Even with traditional health insurance coverage, there are often dollar maximums, so coverage may be used up before treatment is over or people may be forced to elect less expensive and potentially less effective treatments.
With Progyny, the employer can cover "most of" the costs of fertility treatments for an employee, though there's often a deductible or co-insurance payment, Yang says. Progyny says all services and treatments offered by its network are covered, so coverage doesn't run out mid-treatment.
Also, Progyny patients get a fertility specialist to guide them through the process and the start-up helps patients get to the most effective treatment the first time, Yang says.
Additionally, with Progyny, patients don't require a pre-authorization.
"With Progyny, whether you are gay, straight, single, partnered you can access the benefit. Traditional insurers and benefits manager[s] are imprisoned by a thinking that only partnered women should be able to access the benefit — which is retrograde beyond belief," Anderson-Bialis tells CNBC Make It.
Part of Progyny's potential lies in the fact that fertility treatment coverage is becoming an important benefit among the millennial workforce.
"That's the bulk of, the most productive part of most companies' work forces, people between the ages of 25 through 44," Schlanger tells CNBC Make It. "The benefit managers know that and in a full employment environment like we have now, they want to have a robust set of benefits that can help them attract and retain top employees."
Tech companies, often flush with cash and staffed by millennials who focus on their careers early on, largely spearheaded the movement to offer fertility benefits.
"Despite the technology field's reputation for being 'male-dominated' and 'family unfriendly,' it was the field's inclusive nature of its benefits packages, and the pervasiveness of such packages," that helped fuel the trend, according to FertilityIQ's report on fertility benefits distribution.
Bellwethers like Facebook and Salesforce "offer benefits worth over $100,000 per employee," according to the report, but smaller tech companies are also starting to offer such benefits, and Progyny has expanded to large employers in other fields like media, financial services, pharmaceuticals and education, according to CNBC.

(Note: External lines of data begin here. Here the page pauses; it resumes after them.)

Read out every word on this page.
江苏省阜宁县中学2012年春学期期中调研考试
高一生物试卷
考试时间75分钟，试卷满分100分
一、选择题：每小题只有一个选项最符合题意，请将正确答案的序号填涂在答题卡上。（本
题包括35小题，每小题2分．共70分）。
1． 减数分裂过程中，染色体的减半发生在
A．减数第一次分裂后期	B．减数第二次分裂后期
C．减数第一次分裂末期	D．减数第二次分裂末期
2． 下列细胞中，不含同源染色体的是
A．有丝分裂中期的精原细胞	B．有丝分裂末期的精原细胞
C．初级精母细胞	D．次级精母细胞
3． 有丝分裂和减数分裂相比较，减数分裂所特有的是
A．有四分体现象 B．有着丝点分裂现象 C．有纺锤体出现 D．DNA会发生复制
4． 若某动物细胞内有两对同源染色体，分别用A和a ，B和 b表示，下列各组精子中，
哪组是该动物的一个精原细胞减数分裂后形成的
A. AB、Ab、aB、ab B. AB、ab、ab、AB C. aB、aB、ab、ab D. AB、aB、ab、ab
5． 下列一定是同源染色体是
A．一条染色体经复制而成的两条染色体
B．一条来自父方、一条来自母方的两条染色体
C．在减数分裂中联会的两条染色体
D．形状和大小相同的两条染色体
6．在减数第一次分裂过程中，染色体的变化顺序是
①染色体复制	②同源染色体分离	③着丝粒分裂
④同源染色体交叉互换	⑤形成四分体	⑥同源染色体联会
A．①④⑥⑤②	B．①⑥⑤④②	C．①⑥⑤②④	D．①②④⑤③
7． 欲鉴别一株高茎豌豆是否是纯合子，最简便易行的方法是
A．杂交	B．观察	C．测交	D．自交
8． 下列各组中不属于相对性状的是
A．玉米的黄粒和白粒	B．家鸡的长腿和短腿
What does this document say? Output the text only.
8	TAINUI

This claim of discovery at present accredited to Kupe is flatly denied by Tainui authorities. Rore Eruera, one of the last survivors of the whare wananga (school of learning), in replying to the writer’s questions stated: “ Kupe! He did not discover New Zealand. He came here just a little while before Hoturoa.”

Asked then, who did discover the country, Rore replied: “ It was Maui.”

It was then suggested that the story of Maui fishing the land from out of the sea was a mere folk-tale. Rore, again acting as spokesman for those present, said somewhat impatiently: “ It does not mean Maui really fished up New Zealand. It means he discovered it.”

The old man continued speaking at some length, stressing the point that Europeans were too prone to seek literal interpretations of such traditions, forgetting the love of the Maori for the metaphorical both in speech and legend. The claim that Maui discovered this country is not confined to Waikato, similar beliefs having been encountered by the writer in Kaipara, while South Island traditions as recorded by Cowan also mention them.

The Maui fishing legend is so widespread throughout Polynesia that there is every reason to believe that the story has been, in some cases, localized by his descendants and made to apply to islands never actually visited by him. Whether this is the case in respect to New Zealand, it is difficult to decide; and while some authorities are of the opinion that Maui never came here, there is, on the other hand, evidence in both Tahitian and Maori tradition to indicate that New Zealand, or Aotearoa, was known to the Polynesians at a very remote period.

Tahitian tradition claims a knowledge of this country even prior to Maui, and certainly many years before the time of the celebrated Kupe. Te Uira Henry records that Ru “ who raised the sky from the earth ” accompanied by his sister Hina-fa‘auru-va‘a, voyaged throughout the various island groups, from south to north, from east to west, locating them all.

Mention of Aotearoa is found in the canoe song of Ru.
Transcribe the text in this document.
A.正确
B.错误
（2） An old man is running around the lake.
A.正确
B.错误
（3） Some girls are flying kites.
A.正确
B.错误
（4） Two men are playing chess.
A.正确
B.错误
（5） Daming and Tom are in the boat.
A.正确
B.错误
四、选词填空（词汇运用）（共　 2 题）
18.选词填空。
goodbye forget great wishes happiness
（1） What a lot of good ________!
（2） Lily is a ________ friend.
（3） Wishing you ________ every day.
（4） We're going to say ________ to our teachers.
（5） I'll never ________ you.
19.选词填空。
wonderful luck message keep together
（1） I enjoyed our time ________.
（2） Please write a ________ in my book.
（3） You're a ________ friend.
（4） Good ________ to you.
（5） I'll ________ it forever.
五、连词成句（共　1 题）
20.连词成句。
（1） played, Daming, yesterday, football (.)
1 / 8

"Many employers are finding it's very important to make a cultural statement about the importance of diversity in their workforce, the importance of their female workforce. And offering this benefit really shows that as an employer, you stand for diversity in the work force, you stand for family building values," Schlanger tells CNBC Make It.
That all equals opportunity for Progyny: As Beth Seidenberg, a managing partner at Westlake Village BioPartners and a general partner at Kleiner Perkins Caufield & Byers (which backed Progyny in three funding rounds) told CNBC in 2017, "We're seeing tremendous demand and an opportunity to innovate on [our business] model and the services we provide."